Isolando-se, para se defender do sofrimento, Mel parte em exílio disfarçada de, nada menos que uma geladeira. Em sua nova cidade, significativamente chamada Merengue, conhece Kiko, um garoto que também possui nós e já sabia como desatá-los. Ele ensinou para Mel como lidar com seus nós e ela, grata, dividiu com ele suas borboletas.
Uma das reflexões possíveis é que, no envolvimento com Kiko, Mel muda seu estado de eu, e passa a viver o nós. O que vemos nesta história é que o nós do amor, desfez os nós da dor. E aqui vem uma questão que considero muito importante: para que serve a vida se não for para sermos felizes e ajudar outras pessoas a serem também? De que nós queremos fazer a nossa vida? De um nó que engasga, que sufoca, que estagna/estanca? Ou queremos uma vida de um nós que é coletivo, que enlaça, que assegura, que tece teias?
Esses dois casos são evidências de que a dinâmica da vida acontece nos pequenos gestos, nos minúsculos enfrentamentos letra a letra, palavra a palavra, pessoa a pessoa. Elas se libertam das amarras da insignificância ou do medo, pois descobrem que são alguém, que importam e que nos importamos com elas. Ah, esses maravilhosos leitores! Esses especiais escritores de suas próprias vidas…

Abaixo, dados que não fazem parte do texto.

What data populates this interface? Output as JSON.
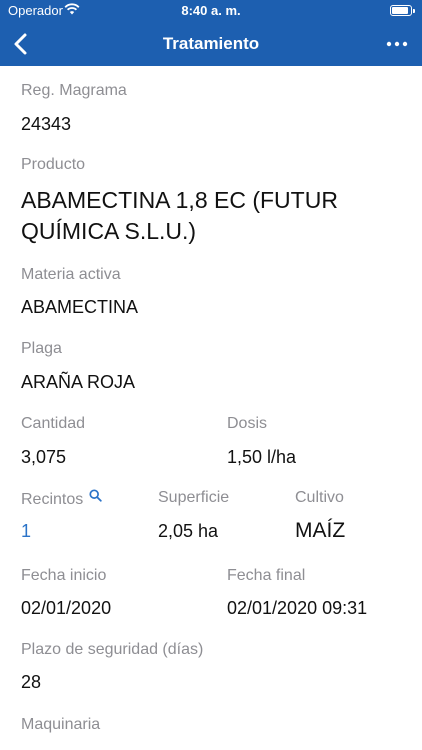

Somos agentes de transformação, todos: leitores e ofertadores de livros. Incidimos sobre pequenos mundos que movem o mundo maior. Este no qual respiramos, vivemos, agimos. Este que foi pisado pelos nossos avós, que é usufruído por nós e que será herdado por nossos filhos. Aqui e agora podemos fazer a diferença e, então, o amanhã virá. Com um pouco de cada um de nós, no muito que cada ser é nesta Terra.